Most of the protesting workers are tribal people who were displaced from their land by the Bandhuhurang mining project
Police resorted to lathi-charging retrenched workers of Uranium Corporation of India Limited’s (UCIL) Bandhuhurang mines on Thursday. The workers had been holding sit-in protest since November 11. Around five workers were injured. Police also forcibly removed protesting labourers from the agitation site.
Around 351 workers, majority of them displaced by the mining project, were retrenched in November (Badhuhurang has the country’s first open cast uranium mines). These labourers had been peacefully protesting against the retrenchment. Their grievance was also highlighted during the winter session of Jharkhand Assembly.
Striking workers claimed that UCIL had promised jobs to people displaced by the mines. But those who were given jobs were removed in a phased manner by the mining major. Things reached a flashpoint when 351 workers were asked to quit.
Arjun Samad, an activist of Josh, a non-profit working for the welfare of UCIL workers said: “From the chief minister to the labour commissioner, several leaders and officials of the state made attempts to resolve the stalemate.” But it continued and tribal workers organised a sit-in in front of the mines gate to seek justice.

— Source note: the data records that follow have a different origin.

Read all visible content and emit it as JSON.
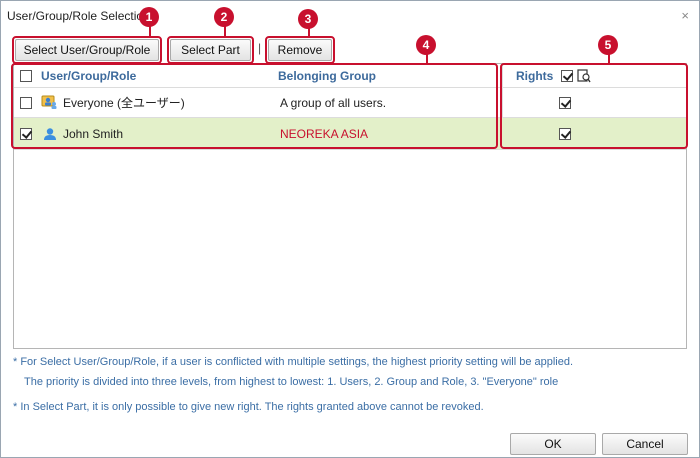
{
  "window": {
    "title": "User/Group/Role Selection",
    "close_glyph": "×"
  },
  "toolbar": {
    "select_user_label": "Select User/Group/Role",
    "select_part_label": "Select Part",
    "separator": "|",
    "remove_label": "Remove"
  },
  "callouts": [
    "1",
    "2",
    "3",
    "4",
    "5"
  ],
  "grid": {
    "headers": {
      "name": "User/Group/Role",
      "group": "Belonging Group",
      "rights": "Rights"
    },
    "rows": [
      {
        "name": "Everyone (全ユーザー)",
        "group": "A group of all users.",
        "icon": "group-icon",
        "checked": false,
        "rights": true,
        "selected": false
      },
      {
        "name": "John Smith",
        "group": "NEOREKA ASIA",
        "icon": "user-icon",
        "checked": true,
        "rights": true,
        "selected": true
      }
    ]
  },
  "notes": {
    "line1": "* For Select User/Group/Role, if a user is conflicted with multiple settings, the highest priority setting will be applied.",
    "line2": "The priority is divided into three levels, from highest to lowest: 1. Users, 2. Group and Role, 3. \"Everyone\" role",
    "line3": "* In Select Part, it is only possible to give new right. The rights granted above cannot be revoked."
  },
  "footer": {
    "ok_label": "OK",
    "cancel_label": "Cancel"
  },
  "colors": {
    "accent_red": "#c8102e",
    "header_blue": "#3d6a9c",
    "note_blue": "#3b6ea5",
    "selected_row": "#e3f0c9",
    "group_text_red": "#c8102e"
  }
}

Activists pointed out that earlier UCIL was refusing to hire labourers from the displaced families. “They were hiring labourers but not from the among the people displaced by the project,” Samad added. Earlier this year, agitating labourers under the supervision of local administration reached a consensus with UCIL that priority would be given to labourers and youth belonging to families who were displaced by the project.

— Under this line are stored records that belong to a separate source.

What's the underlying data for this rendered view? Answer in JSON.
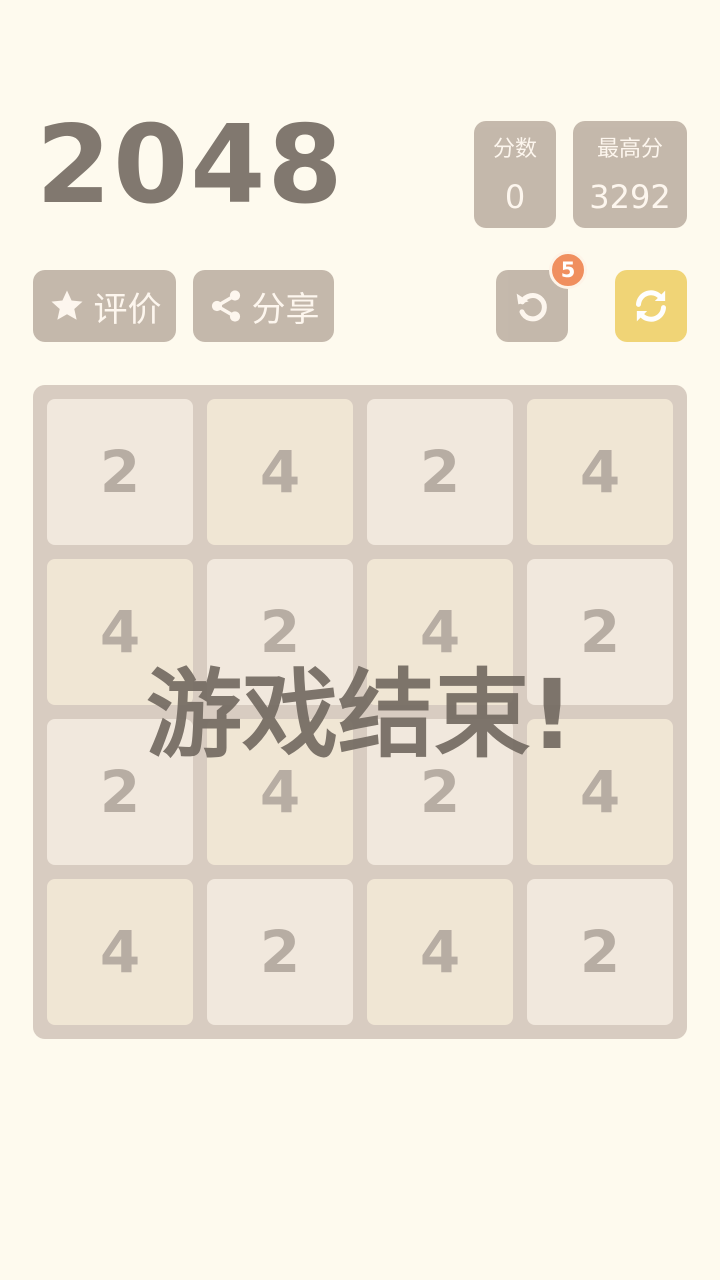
{
  "title": "2048",
  "score": {
    "label": "分数",
    "value": "0"
  },
  "best": {
    "label": "最高分",
    "value": "3292"
  },
  "buttons": {
    "rate": {
      "label": "评价",
      "icon": "star-icon"
    },
    "share": {
      "label": "分享",
      "icon": "share-icon"
    },
    "undo": {
      "icon": "undo-icon",
      "badge": "5"
    },
    "restart": {
      "icon": "refresh-icon"
    }
  },
  "board": {
    "rows": [
      [
        "2",
        "4",
        "2",
        "4"
      ],
      [
        "4",
        "2",
        "4",
        "2"
      ],
      [
        "2",
        "4",
        "2",
        "4"
      ],
      [
        "4",
        "2",
        "4",
        "2"
      ]
    ]
  },
  "overlay": {
    "message": "游戏结束!"
  },
  "colors": {
    "background": "#fefaee",
    "accent": "#f0d270",
    "badge": "#f08f5f",
    "box": "#bbada0",
    "text": "#776e65"
  }
}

It was also decided that the gram pradhan would identify the labourers from among the displaced. But barely few months after the agreement, UCIL retrenched these workers. The situation turned volatile after the company decided to hire contractual workers instead of retrenched workers.
Atul Bajpai, UCIL spokesperson in Jharkhand, said the police action was the result of clash between two factions of the agitating labourers. Police intervened to maintain the law and order situation. “UCIL has no role in the police action,” he said.
UCIL has been witnessing severe labour unrest in the recent months. Labourers at Turamdih mines stalled the work after two senior functionaries of labour union, Raju Kunkal and Sagar Besra, were terminated on charges of assaulting a labourer Shoma Diggi.
Enraged over the termination of services of two senior union leaders, workers stalled mining operation for over 10 days at Turamdih mines. The stalemate was resolved after the intervention of Jamshedpur MP, Ajoy Kumar earlier in the week.